Central Market Kuala Lumpur is a market in Kuala Lumpur, Malaysia.

==Background==
Central Market Kuala Lumpur is situated at Jalan Tun Tan Cheng Lock (Foch Avenue) and the pedestrian-only section of Jalan Hang Kasturi (Rodger Street), just a few minutes from Petaling Street and adjacent to the Klang River. Established in 1888 as a wet market, the current Art Deco-style building was completed in 1937. It has been designated as a Heritage Site by the Malaysian Heritage Society and is now considered a landmark of Malaysian culture and heritage.

==History==
The original building was constructed in 1888 by the British during colonial British Malaya. It was used as a wet market for Kuala Lumpur citizens and tin miners.

Decades later, the Wet Market became a vital part of early city life due to its proximity to the Klang bus terminal, a key hub for Kuala Lumpur's feeder bus services and the city's train station.

Further expansions occurred in 1889, 1895, 1920, and 1921. By 1933, the warehouse expansions, costing approximately $167,000, had expanded the market to its current size.

During the 1970s, as Kuala Lumpur underwent rapid development, plans to demolish the site emerged. The Malaysian Heritage Society's timely intervention successfully prevented its demolition, leading to the site's designation as a "Heritage Site".

During the construction of Dayabumi near Klang River banks in 1981, the market was saved from demolition. The adaptive reuse renovation commenced in October 1985 and was completed in April 1986, to be officially launched during the PATA Conference 1986. Central Market was renovated into a vibrant and colourful new style and had been officially known as Pasar Budaya, although it was popularly called Pasar Seni. Inspired by London's Covent Garden, the renovated Central Market is air-conditioned. The exterior originally had baby blue and pink paint, before the latter was changed to white.

The Central Market Annexe, located at the back of the main building, formerly housed a cineplex and was opened in 2006. The Annexe houses a variety of eclectic art galleries. It is one of the significant art spaces in Kuala Lumpur and is a hub of activity all year long. It features artworks by local artists.

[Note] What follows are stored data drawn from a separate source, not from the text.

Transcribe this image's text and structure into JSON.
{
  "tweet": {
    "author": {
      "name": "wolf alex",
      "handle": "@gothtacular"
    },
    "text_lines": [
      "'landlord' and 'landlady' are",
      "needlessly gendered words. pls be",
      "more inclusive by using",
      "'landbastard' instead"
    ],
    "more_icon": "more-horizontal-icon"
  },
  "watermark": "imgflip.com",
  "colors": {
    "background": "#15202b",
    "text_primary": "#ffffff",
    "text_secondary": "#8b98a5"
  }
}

Located alongside the main building is the newly transformed, pedestrianised and covered walkway, Kasturi Walk. Opened in 2011, Kasturi Walk boasts an alfresco ambience featuring an exciting variety of stalls selling tantalising local snacks and exquisite souvenirs. The street is noted for housing street musicians or "buskers".

==Features==
The Central Market Kuala Lumpur is arranged in a stall concept, representing the traditional market in Kuala Lumpur since the 1800s. Travellers can scroll through the many sections within the Central Market, from the Lorong Melayu, Straits Chinese, and Lorong India, located on the west wing. The second floor hosts a food court, offering an array of food. Notable are two-storey and single-storey buildings resembling the kampong-style houses representing the many ethnic groups living harmoniously in Kuala Lumpur.

==Transport==
Central Market Kuala Lumpur is near the Pasar Seni station which is served by the LRT Kelana Jaya Line and the MRT Kajang Line. The station is named after the market.

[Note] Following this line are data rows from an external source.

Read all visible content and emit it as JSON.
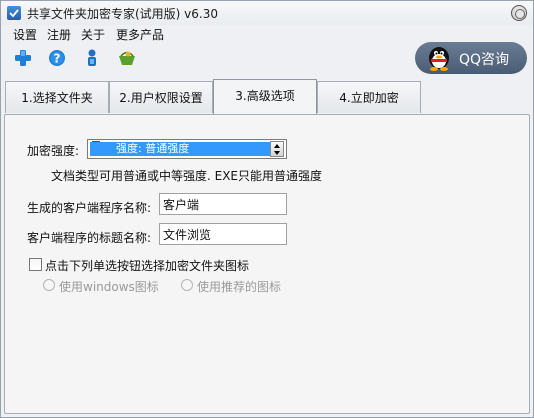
{
  "window": {
    "title": "共享文件夹加密专家(试用版) v6.30"
  },
  "menu": {
    "items": [
      "设置",
      "注册",
      "关于",
      "更多产品"
    ]
  },
  "toolbar": {
    "icons": [
      "add-icon",
      "help-icon",
      "user-icon",
      "basket-icon"
    ],
    "qq_label": "QQ咨询",
    "colors": {
      "add": "#1e7fd6",
      "help": "#1e7fd6",
      "user": "#1e6fc4",
      "basket": "#5aa02c"
    }
  },
  "tabs": {
    "items": [
      {
        "label": "1.选择文件夹",
        "active": false
      },
      {
        "label": "2.用户权限设置",
        "active": false
      },
      {
        "label": "3.高级选项",
        "active": true
      },
      {
        "label": "4.立即加密",
        "active": false
      }
    ]
  },
  "advanced": {
    "strength_label": "加密强度:",
    "strength_value": "强度: 普通强度",
    "strength_note": "文档类型可用普通或中等强度. EXE只能用普通强度",
    "client_name_label": "生成的客户端程序名称:",
    "client_name_value": "客户端",
    "client_title_label": "客户端程序的标题名称:",
    "client_title_value": "文件浏览",
    "icon_checkbox_label": "点击下列单选按钮选择加密文件夹图标",
    "icon_checkbox_checked": false,
    "radio_windows_label": "使用windows图标",
    "radio_recommended_label": "使用推荐的图标",
    "selection_color": "#3399ff"
  }
}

Double-decker KL Hop-on Hop-off [74] sightseeing tour buses stop at the opposite of Central Market Kuala Lumpur (in front of Geo Hotel - Stop No. 9).

The free bus service Go KL [75] Purple Line starts at Pasar Seni Bus Hub, which is next to Pasar Seni station. It is 5 minutes away from Central Market.

==Event==
Central Market Kuala Lumpur has been the venue for Borneo Native Festival since 2022. This event is held to promote the diversity of the East Malaysian culture, in conjunction of the celebration of Kaamatan and Gawai Dayak.